Since 2001, the IHS has offered retinal screenings for individuals with diabetes via teleophthalmology. To date, more than 130,000 total examinations have been performed remotely in more than 100 clinics in 25 states. In 2015 alone, the IHS program provided 20,000 retinal examinations, said April Hale, IHS spokesperson.

In late September, the IHS announced a new contract for $6.8 million to provide telemedicine services in the Great Plains Area service units, which serves approximately 130,000 American Indians and Alaska Natives, Hale said.

The new service will enable “IHS facilities to offer additional specialty services and appointments to ensure patients have the fastest possible access to the health care they need,” including critical diabetes services, Hale told U.S. Medicine.

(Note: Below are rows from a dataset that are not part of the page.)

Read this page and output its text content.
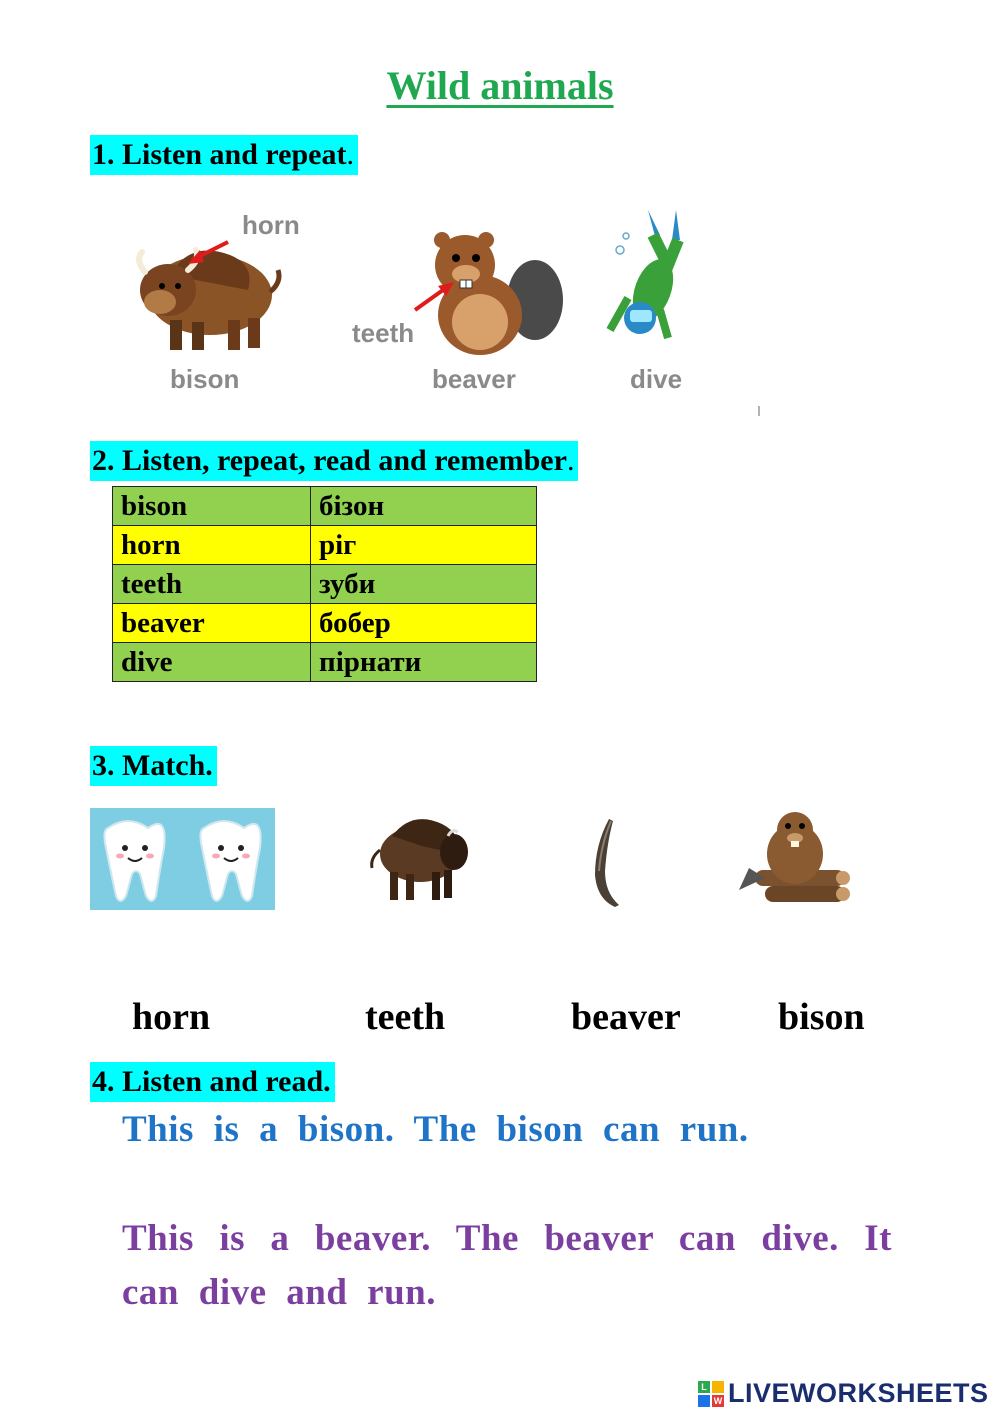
Wild animals
1. Listen and repeat.
horn
bison
teeth
beaver	dive
2. Listen, repeat, read and remember.
bison	бізон
horn	ріг
teeth	зуби
beaver	бобер
dive	пірнати
3. Match.
horn	teeth	beaver	bison
4. Listen and read.
This is a bison. The bison can run.
This is a beaver. The beaver can dive. It
can dive and run.
L
W LIVEWORKSHEETS
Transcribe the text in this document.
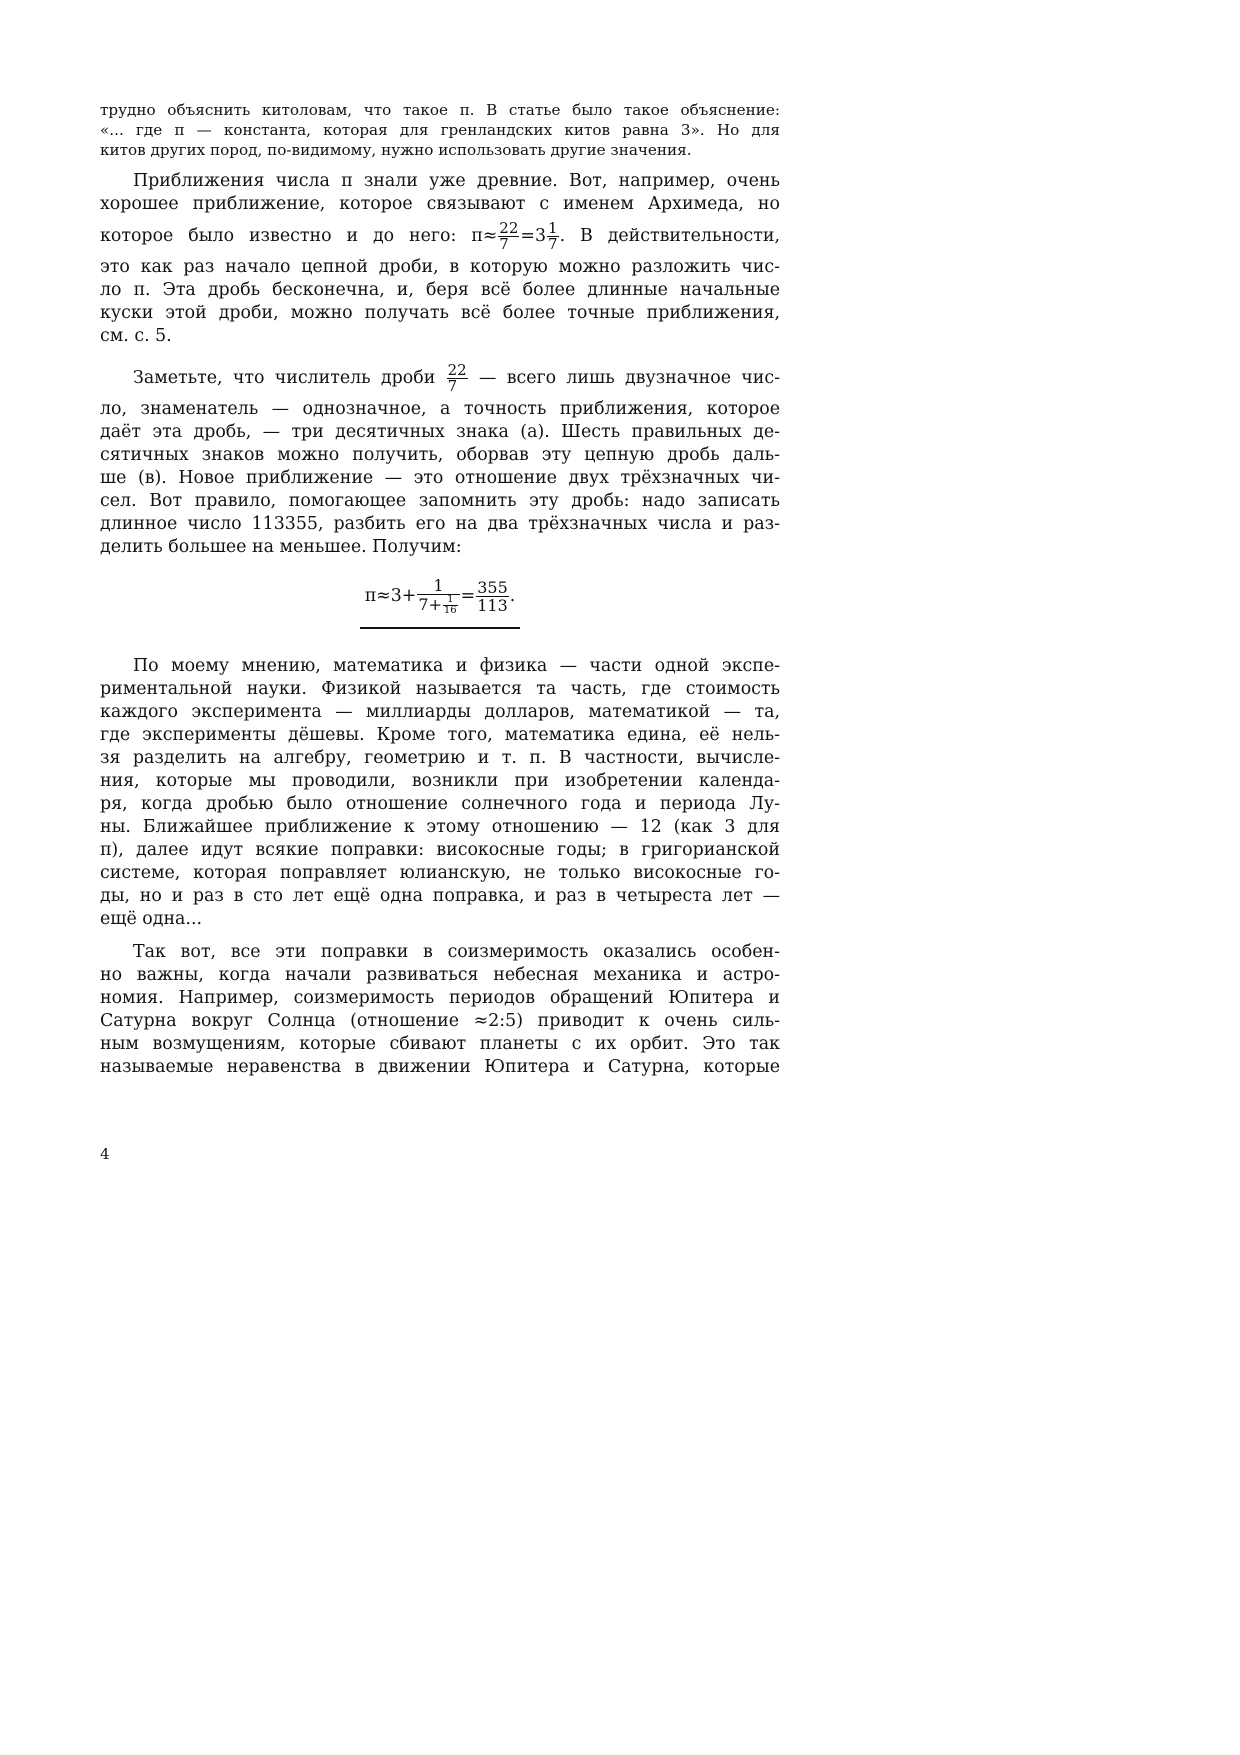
трудно объяснить китоловам, что такое π. В статье было такое объяснение:
«... где π — константа, которая для гренландских китов равна 3». Но для
китов других пород, по-видимому, нужно использовать другие значения.
Приближения числа π знали уже древние. Вот, например, очень
хорошее приближение, которое связывают с именем Архимеда, но
которое было известно и до него: $\pi\approx \frac{22}{7} =3 \frac{1}{7}$ . В действительности,
это как раз начало цепной дроби, в которую можно разложить чис-
ло π. Эта дробь бесконечна, и, беря всё более длинные начальные
куски этой дроби, можно получать всё более точные приближения,
см. с. 5.
Заметьте, что числитель дроби $\frac{22}{7}$ — всего лишь двузначное чис-
ло, знаменатель — однозначное, а точность приближения, которое
даёт эта дробь, — три десятичных знака (а). Шесть правильных де-
сятичных знаков можно получить, оборвав эту цепную дробь даль-
ше (в). Новое приближение — это отношение двух трёхзначных чи-
сел. Вот правило, помогающее запомнить эту дробь: надо записать
длинное число 113355, разбить его на два трёхзначных числа и раз-
делить большее на меньшее. Получим:
$\pi\approx 3+ \frac{1}{7+ \frac{1}{16}} = \frac{355}{113}$ .
По моему мнению, математика и физика — части одной экспе-
риментальной науки. Физикой называется та часть, где стоимость
каждого эксперимента — миллиарды долларов, математикой — та,
где эксперименты дёшевы. Кроме того, математика едина, её нель-
зя разделить на алгебру, геометрию и т. п. В частности, вычисле-
ния, которые мы проводили, возникли при изобретении календа-
ря, когда дробью было отношение солнечного года и периода Лу-
ны. Ближайшее приближение к этому отношению — 12 (как 3 для
π), далее идут всякие поправки: високосные годы; в григорианской
системе, которая поправляет юлианскую, не только високосные го-
ды, но и раз в сто лет ещё одна поправка, и раз в четыреста лет —
ещё одна...
Так вот, все эти поправки в соизмеримость оказались особен-
но важны, когда начали развиваться небесная механика и астро-
номия. Например, соизмеримость периодов обращений Юпитера и
Сатурна вокруг Солнца (отношение ≈2:5) приводит к очень силь-
ным возмущениям, которые сбивают планеты с их орбит. Это так
называемые неравенства в движении Юпитера и Сатурна, которые
4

“Given the range of specialties that will become accessible through the new telehealth contract, patients with diabetes will have increased access far beyond teleophthalmology, which is important since patients with diabetes experience higher rates of cardiac, renal, and dermatologic complications,” Hale said.

  1. Choi YS, Cucura J, Jain R, Berry-Caban C. Telemdicine in U.S. Army soldiers with Type 1 diabetes. Journal of Telemedicine and Telecare. 2015. 21(7):392-395.
  2. Malasanos T, Ramnitz MS. Diabetes Clinic at a Distance: Telemedicine Bridges the Gap. Diabetes Spectrum 2013 Nov;26(4):226-231.